The book argues for weaving among the Padma Saliyar community not only as a lived and embodied practice, but also as an ethical one by looking at the way claims of personhood are both negotiated and enacted. First, Kawlra dwells upon varied and locally available printed versions of the Bhavanarishi Puranam, mythology about the cosmic lineage of the community, to locate the various self-perceptions of the community regarding technological prowess and ritual purity. Second, the loom is not a mere implement or a mechanical apparatus, but is invested with subjectivity and agency akin to that of the body that acts upon it. Third, the physical presence of the loom and the act of weaving within the household are points of reference for imagining the physical design and sustenance of a weaver’s household. It is by bringing ‘together seemingly unrelated strands—myth, speculative history and daily practice of weaving, worship and social reproduction’ that We Who Wove proposes new ideological underpinnings to understand the experience of artisanship (p. 11).

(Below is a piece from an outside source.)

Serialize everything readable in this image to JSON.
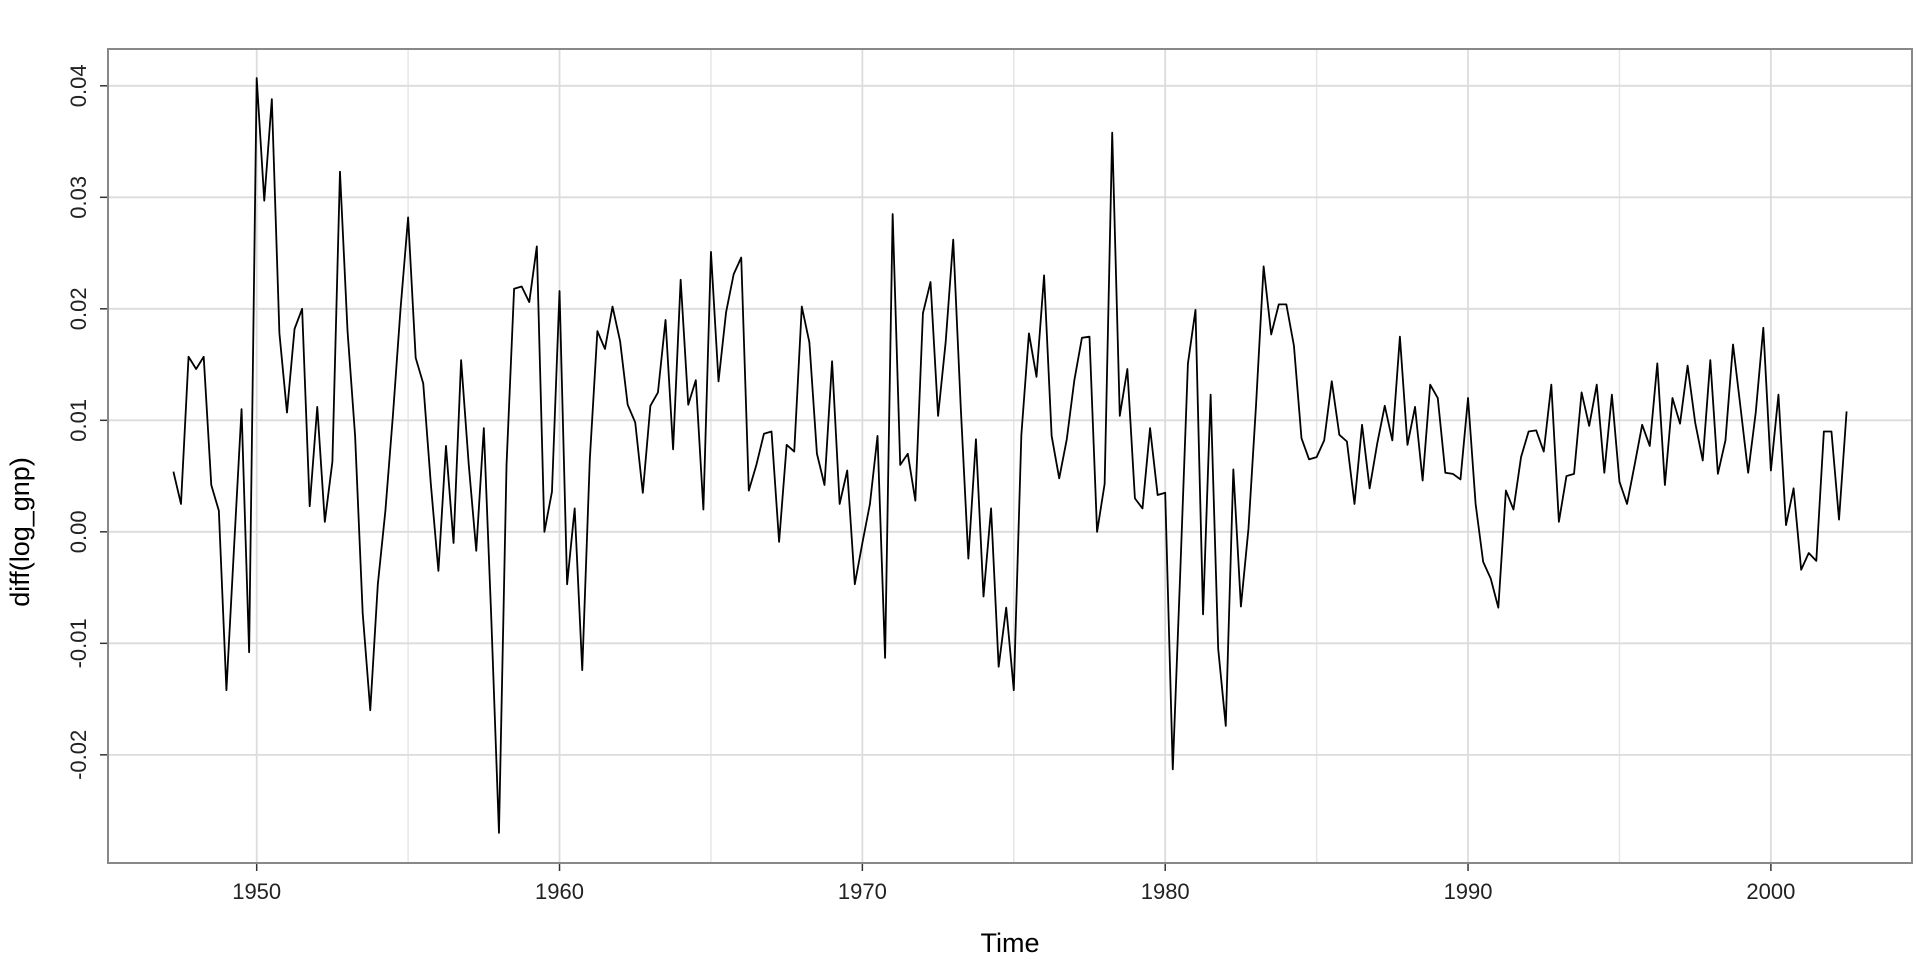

We Who Wove is a commentary on the history of a very specific period in the silk-weaving industry of Tamil Nadu, namely the 1990s. Interestingly, this is a qualifier Kawlra offers only in the last chapter when she talks about the ‘desertion’ that the weaving communities of Kumbakonam and Swamimalai face in more recent times (p. 160). The book is contextualised within the ethnography of the Padma Saliyar community that Kawlra was engaged with for several years during the nineties. However, it is this ethnographic texture and Kawlra’s narration of her fieldwork that the reader sometimes yearns for. But composing an ethnographic text is not what We Who Wove intends to do; rather it offers its readers a map with which one can trace the many strategies and practices through which work, community and locality are constructed as representational of an important chapter in the economic, cultural and political history of South Asia. This book can be taught as part of undergraduate and postgraduate courses on Material Culture in South Asia, Anthropology of Development, Anthropology of Work, Contemporary India, and Industry and Society.